What is the size of the problem? Vermont’s older population is our fastest growing age group. If trends continue, by 2030, one in three of us will be over 60 and older adults have high rates of late-onset mental health challenges like anxiety and depressive disorders, often brought on by loneliness or lack of regular human connection. Males over 75 have a higher rate of suicide than any other population cohort.  Mental Health First Aid for Older Adults can be a protective factor for our family members, neighbors, colleagues, and friends.

When we think of Mental Health First Aid, we must also take stock of the rising rate of mental distress in our young people. Mental illness does not discriminate by age. It is spiking in our oldest and youngest populations.

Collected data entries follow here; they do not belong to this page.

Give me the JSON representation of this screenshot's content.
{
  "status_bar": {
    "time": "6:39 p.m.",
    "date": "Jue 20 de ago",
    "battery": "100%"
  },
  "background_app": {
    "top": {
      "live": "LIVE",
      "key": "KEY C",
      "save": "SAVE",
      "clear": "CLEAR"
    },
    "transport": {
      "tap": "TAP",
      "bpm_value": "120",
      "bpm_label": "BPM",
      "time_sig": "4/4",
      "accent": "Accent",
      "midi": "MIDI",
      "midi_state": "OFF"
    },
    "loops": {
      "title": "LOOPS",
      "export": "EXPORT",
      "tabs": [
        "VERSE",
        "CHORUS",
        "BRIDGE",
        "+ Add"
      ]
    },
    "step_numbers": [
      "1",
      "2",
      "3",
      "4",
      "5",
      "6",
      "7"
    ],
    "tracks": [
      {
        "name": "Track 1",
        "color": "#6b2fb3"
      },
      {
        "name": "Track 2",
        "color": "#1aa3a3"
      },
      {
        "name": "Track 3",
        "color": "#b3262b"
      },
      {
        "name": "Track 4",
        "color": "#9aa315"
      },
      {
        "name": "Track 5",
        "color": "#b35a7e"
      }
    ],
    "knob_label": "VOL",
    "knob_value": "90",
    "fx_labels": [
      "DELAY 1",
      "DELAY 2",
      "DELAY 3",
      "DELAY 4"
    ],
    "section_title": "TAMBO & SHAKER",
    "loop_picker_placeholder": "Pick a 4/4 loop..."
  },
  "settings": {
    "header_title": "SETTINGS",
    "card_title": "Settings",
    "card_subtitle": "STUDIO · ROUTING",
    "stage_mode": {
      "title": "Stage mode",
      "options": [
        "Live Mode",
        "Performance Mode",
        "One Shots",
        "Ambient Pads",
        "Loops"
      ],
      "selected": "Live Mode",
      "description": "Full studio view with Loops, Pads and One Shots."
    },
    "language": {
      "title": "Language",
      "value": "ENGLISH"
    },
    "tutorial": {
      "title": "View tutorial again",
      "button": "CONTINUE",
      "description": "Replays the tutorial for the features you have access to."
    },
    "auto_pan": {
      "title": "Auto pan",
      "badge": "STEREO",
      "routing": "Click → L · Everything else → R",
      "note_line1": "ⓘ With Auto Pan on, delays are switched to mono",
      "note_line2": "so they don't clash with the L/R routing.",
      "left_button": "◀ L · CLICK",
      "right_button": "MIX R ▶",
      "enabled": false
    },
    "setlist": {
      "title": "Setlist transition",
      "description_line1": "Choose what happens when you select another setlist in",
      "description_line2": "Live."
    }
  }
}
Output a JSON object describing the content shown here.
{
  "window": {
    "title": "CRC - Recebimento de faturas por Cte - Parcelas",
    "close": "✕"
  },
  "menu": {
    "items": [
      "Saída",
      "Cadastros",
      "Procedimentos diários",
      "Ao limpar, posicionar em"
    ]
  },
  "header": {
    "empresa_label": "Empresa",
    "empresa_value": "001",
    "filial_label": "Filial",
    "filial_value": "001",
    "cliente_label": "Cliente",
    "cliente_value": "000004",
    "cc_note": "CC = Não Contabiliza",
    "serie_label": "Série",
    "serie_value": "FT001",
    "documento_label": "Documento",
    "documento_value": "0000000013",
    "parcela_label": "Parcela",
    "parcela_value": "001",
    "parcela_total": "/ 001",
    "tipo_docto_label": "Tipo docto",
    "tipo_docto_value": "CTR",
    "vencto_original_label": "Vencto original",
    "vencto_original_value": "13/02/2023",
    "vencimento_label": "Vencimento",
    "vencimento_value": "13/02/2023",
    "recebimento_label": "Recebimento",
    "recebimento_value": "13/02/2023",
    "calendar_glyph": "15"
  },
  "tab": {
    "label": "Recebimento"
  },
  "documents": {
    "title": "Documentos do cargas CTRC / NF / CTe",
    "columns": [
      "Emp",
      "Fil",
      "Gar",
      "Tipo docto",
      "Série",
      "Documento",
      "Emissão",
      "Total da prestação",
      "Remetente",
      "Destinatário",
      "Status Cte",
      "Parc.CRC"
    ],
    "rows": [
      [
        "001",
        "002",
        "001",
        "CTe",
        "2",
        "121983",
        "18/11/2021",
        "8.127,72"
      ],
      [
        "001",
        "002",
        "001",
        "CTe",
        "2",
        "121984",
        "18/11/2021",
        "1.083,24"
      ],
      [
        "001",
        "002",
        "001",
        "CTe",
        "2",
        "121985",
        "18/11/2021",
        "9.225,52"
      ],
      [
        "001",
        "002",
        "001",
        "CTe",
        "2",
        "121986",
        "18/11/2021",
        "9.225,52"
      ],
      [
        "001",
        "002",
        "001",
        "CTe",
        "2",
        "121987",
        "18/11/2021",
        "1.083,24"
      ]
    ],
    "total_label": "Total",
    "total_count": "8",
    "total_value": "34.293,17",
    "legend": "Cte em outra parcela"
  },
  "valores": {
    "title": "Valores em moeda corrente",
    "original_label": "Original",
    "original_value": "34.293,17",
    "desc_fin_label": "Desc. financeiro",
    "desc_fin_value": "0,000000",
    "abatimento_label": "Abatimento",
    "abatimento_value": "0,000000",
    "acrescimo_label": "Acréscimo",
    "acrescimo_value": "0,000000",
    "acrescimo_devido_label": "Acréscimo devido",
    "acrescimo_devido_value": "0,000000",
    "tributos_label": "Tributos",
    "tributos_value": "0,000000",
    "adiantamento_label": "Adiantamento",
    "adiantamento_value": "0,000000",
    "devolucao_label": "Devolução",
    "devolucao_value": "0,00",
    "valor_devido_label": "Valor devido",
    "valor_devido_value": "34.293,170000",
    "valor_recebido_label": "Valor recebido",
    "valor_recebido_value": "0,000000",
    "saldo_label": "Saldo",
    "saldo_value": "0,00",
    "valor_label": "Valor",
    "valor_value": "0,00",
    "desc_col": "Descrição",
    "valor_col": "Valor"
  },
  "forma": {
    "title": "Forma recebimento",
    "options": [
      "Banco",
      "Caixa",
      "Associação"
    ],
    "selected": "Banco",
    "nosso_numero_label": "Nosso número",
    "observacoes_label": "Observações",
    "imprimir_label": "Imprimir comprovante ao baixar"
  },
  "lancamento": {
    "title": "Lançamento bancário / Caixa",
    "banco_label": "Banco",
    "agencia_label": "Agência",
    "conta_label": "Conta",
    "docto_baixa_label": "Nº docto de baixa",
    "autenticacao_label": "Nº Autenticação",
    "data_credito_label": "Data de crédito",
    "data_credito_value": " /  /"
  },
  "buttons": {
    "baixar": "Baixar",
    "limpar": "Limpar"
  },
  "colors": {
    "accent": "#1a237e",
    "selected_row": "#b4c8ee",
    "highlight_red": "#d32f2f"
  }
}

Suicide rates among our young are rising. Many of our emergency rooms are filled with young people suffering from suicidal ideation or attempts at suicide, self-harm, depression, anxiety, addiction, and eating disorders and we have little or no care facilities for them. And these mental health manifestations are rising in our schools which struggle to find and fund resources to deal with them.

The case for addressing mental health crises among our youngest and oldest populations is urgent and training in Mental Health First Aid is a critical step in the right direction.

By way of example, you come home after work and find your live-in grandfather despondent and talking to himself about ending his life. You know there’s a gun in the house. Or perhaps your teenage son has disappeared from family events and meals, lives on his cellphone and no longer responds to questions about his wellbeing. A person trained in MHFA would be able to identify and respond to symptoms like these.

We will also need trained MHFA-trained people available in our hospitals, nursing homes, colleges and schools. Mental Health First Aid is akin to cardio-pulmonary resuscitation (CPR). We can always use more people knowing how to apply CPR and the more people trained in CPR, the safer we all are.

If you need emergency mental health care or know someone who does, you can reach out here for help. Locally, United Way is offering free training in June.

Physical and mental wellbeing are integrally linked and we are finally developing the resources to care for both in an emergency. This is progress in healthcare.